On 24 November 1951, Constable Andrew Henderson Cruickshank of ‘F’ (Maryhill) Division, City of Glasgow Police, was on patrol, when he heard a rumbling noise from the rear of a four storey tenement.
He entered the rear of the building and despite being unable to see due to the dense smoke and soot laden air, he managed to reach the ground floor close. As he did so, he heard a scream that the building was coming down. He then roused the families on the ground floor and told them to get out.
Without thought for himself or knowledge of the extend to the damage, he set about seeing to the safety of the other residents. As he climbed to the first landing, two further falls of masonry occurred, accompanied by clouds of dust and soot. Despite this, he found a number of residents on the first landing. They were dazed and unable to help themselves. He reassured them and took them down the stairs to safety.
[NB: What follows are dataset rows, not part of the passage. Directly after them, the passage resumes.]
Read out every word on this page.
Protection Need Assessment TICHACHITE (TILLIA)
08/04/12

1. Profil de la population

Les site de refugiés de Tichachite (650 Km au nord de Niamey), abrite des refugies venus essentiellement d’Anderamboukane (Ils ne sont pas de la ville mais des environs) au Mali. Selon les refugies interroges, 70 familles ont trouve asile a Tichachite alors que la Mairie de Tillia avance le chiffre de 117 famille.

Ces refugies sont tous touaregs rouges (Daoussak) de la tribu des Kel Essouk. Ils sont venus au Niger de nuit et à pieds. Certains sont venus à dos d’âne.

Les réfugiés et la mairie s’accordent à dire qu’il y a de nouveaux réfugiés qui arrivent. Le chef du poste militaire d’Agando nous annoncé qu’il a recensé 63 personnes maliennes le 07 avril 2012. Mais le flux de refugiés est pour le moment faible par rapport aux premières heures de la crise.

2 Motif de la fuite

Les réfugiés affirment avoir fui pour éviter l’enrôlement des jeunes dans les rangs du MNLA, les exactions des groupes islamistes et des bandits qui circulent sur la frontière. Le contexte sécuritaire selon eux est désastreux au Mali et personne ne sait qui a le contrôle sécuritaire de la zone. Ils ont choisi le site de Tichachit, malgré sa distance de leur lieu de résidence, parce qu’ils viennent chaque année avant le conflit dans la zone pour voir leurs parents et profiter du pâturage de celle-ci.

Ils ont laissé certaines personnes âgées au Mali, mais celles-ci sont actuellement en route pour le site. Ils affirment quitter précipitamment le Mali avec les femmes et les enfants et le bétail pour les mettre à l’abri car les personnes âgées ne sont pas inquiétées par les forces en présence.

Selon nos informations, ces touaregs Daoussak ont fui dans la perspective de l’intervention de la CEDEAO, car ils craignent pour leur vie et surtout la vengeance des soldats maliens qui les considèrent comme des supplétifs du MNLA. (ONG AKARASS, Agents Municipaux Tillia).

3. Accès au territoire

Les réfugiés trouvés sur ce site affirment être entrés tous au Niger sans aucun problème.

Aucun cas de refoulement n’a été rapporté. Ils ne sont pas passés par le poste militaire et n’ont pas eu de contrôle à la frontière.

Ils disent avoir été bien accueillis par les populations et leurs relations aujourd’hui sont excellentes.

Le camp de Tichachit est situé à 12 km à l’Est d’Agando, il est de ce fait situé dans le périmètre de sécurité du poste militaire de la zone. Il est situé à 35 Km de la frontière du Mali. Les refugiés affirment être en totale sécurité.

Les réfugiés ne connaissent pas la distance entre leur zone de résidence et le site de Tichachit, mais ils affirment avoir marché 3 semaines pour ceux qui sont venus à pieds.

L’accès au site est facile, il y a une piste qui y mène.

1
He made his way up the stairs again to reach the second landing, but two further falls of large pieces of masonry occurred, narrowly missing him. He continued, despite having difficulty breathing, to the second floor landing where he found a number of residents in a state of panic. He succeeded in marshalling them, allaying their fears and getting them to descend to safety.
He then continued to the top landing and entered the flats to satisfy himself they were empty.
Constable Cruickshank acted with complete disregard of personal safety in entering the premises and he carried out the evacuation of the tenants with coolness and promptitude. (London Gazette 6.5.1952)
He was awarded the British Empire Medal for Gallantry and the Glasgow Corporation Medal for Bravery.